6. A (new) definition: a (square) matrix M (n×n, say, with n > 1) is said to be idempotent if MM = M.
(i) Show that, if a real number λ is an eigenvalue of an idempotent matrix, then either λ = 0 or λ = 1.
(ii) If square matrix A is idempotent, and I is the identity matrix the same size and shape as A,
show that I − A is idempotent too.
(iii) Show that when idempotent A is not the zero matrix, then 1 is an eigenvalue for A,
while when idempotent A is not the identity matrix, then 0 is an eigenvalue for A.
(iv) Given column vector z in Rn, let x = Az and y = (I − A)z.
Evaluate Ax, Ay, (I − A)x, (I − A)y, and x + y, and determine whether or not x and y are linearly independent.
(v) Discuss any relationships you can now discern among
the column spaces, the eigenspaces, and the nullspaces of A and of I − A.
(vi) Establish why every idempotent matrix must be diagonalizable; or, if that's not true, present a counterexample.
7. Suppose n > 1 and the n×n matrix M is nilpotent (another new definition: we call
a (square) matrix M nilpotent if some iterated m-fold product of M with itself vanishes:
(†) Mm = M · M · ... · M = 0 (here 0 stands for the matrix with all zero entries)).
← m factors →
(i) Determine the possible eigenvalues of the nilpotent matrix M.
(ii) With k > 0 an arbitrary integer, how do the column spaces of Mk and Mk+1 compare?
(iii) Explain why, if ever Mk = Mk+1, it will follow that Mk = 0.
(iv) Show that, for n×n nilpotent M, an integer m as in (†) can always be found satisfying m < n.

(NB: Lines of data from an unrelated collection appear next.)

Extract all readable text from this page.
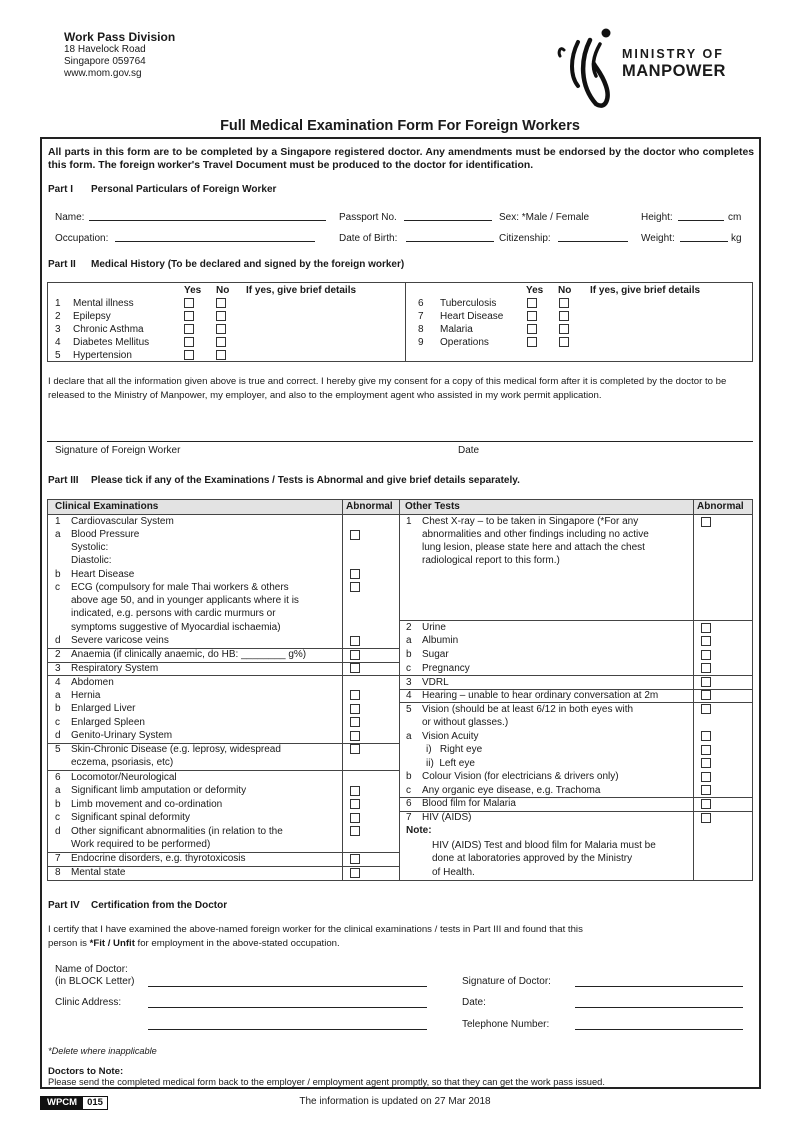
Work Pass Division
18 Havelock Road
Singapore 059764
www.mom.gov.sg
MINISTRY OF
MANPOWER
Full Medical Examination Form For Foreign Workers
All parts in this form are to be completed by a Singapore registered doctor. Any amendments must be endorsed by the doctor who completes this form. The foreign worker's Travel Document must be produced to the doctor for identification.
Part I Personal Particulars of Foreign Worker
Name:	Passport No.	Sex: *Male / Female	Height:	cm
Occupation:	Date of Birth:	Citizenship:	Weight:	kg
Part II Medical History (To be declared and signed by the foreign worker)
Yes No If yes, give brief details	Yes No If yes, give brief details
1 Mental illness
2 Epilepsy
3 Chronic Asthma
4 Diabetes Mellitus
5 Hypertension
6 Tuberculosis
7 Heart Disease
8 Malaria
9 Operations
I declare that all the information given above is true and correct. I hereby give my consent for a copy of this medical form after it is completed by the doctor to be released to the Ministry of Manpower, my employer, and also to the employment agent who assisted in my work permit application.
Signature of Foreign Worker	Date
Part III Please tick if any of the Examinations / Tests is Abnormal and give brief details separately.
Clinical Examinations	Abnormal Other Tests	Abnormal
1 Cardiovascular System
a Blood Pressure
Systolic:
Diastolic:
b Heart Disease
c ECG (compulsory for male Thai workers & others
above age 50, and in younger applicants where it is
indicated, e.g. persons with cardic murmurs or
symptoms suggestive of Myocardial ischaemia)
d Severe varicose veins
2 Anaemia (if clinically anaemic, do HB: ________ g%)
3 Respiratory System
4 Abdomen
a Hernia
b Enlarged Liver
c Enlarged Spleen
d Genito-Urinary System
5 Skin-Chronic Disease (e.g. leprosy, widespread
eczema, psoriasis, etc)
6 Locomotor/Neurological
a Significant limb amputation or deformity
b Limb movement and co-ordination
c Significant spinal deformity
d Other significant abnormalities (in relation to the
Work required to be performed)
7 Endocrine disorders, e.g. thyrotoxicosis
8 Mental state
1 Chest X-ray – to be taken in Singapore (*For any
abnormalities and other findings including no active
lung lesion, please state here and attach the chest
radiological report to this form.)
2 Urine
a Albumin
b Sugar
c Pregnancy
3 VDRL
4 Hearing – unable to hear ordinary conversation at 2m
5 Vision (should be at least 6/12 in both eyes with
or without glasses.)
a Vision Acuity
i)   Right eye
ii)  Left eye
b Colour Vision (for electricians & drivers only)
c Any organic eye disease, e.g. Trachoma
6 Blood film for Malaria
7 HIV (AIDS)
Note:
HIV (AIDS) Test and blood film for Malaria must be
done at laboratories approved by the Ministry
of Health.
Part IV Certification from the Doctor
I certify that I have examined the above-named foreign worker for the clinical examinations / tests in Part III and found that this person is *Fit / Unfit for employment in the above-stated occupation.
Name of Doctor:
(in BLOCK Letter)	Signature of Doctor:
Clinic Address:	Date:
Telephone Number:
*Delete where inapplicable
Doctors to Note:
Please send the completed medical form back to the employer / employment agent promptly, so that they can get the work pass issued.
WPCM	015	The information is updated on 27 Mar 2018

8. Consider the following four vectors in R3:
the vector from the origin to (1, 1, −1), that from the origin to (1, −1, 1),
that from the origin to (−1, 1, 1), and that from the origin to (−1, −1, −1).
(i) What are their lengths? (Needed for part (ii).)

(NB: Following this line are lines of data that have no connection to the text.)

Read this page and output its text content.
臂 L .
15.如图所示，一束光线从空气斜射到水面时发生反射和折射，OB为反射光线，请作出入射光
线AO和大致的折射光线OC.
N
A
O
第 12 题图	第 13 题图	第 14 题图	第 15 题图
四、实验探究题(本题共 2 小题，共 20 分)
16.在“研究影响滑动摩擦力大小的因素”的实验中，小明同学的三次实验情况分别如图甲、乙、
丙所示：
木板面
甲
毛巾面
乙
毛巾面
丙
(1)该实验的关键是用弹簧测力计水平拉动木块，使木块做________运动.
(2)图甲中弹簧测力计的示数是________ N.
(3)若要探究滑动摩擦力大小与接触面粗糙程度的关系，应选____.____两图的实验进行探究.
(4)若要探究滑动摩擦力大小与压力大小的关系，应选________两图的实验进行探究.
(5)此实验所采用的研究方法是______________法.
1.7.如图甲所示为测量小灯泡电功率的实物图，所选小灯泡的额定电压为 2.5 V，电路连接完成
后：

(ii) What are the angles (or, at least, the cosines of the angles) between any two of them?
(NB: there are 6 such angles(!). The four non-(0, 0, 0) points mentioned form the vertices of a tetrahedron.)
9. By a zero vector for a vector space V (with addition +) some people mean any vector z satisfying:
for all vectors v in V, z + v = v = v + z.
By evaluating z + z' two different ways, show that any two zero vectors z and z' for V must be equal.
10. Describe briefly any two components of this course that you feel this exam has unfairly ignored, despite their being absolutely central to the development of more advanced vector/matrix ideas.
Reminder. Please indicate explicitly, on what you turn in, that you have respected Wesleyan’s Honor Code.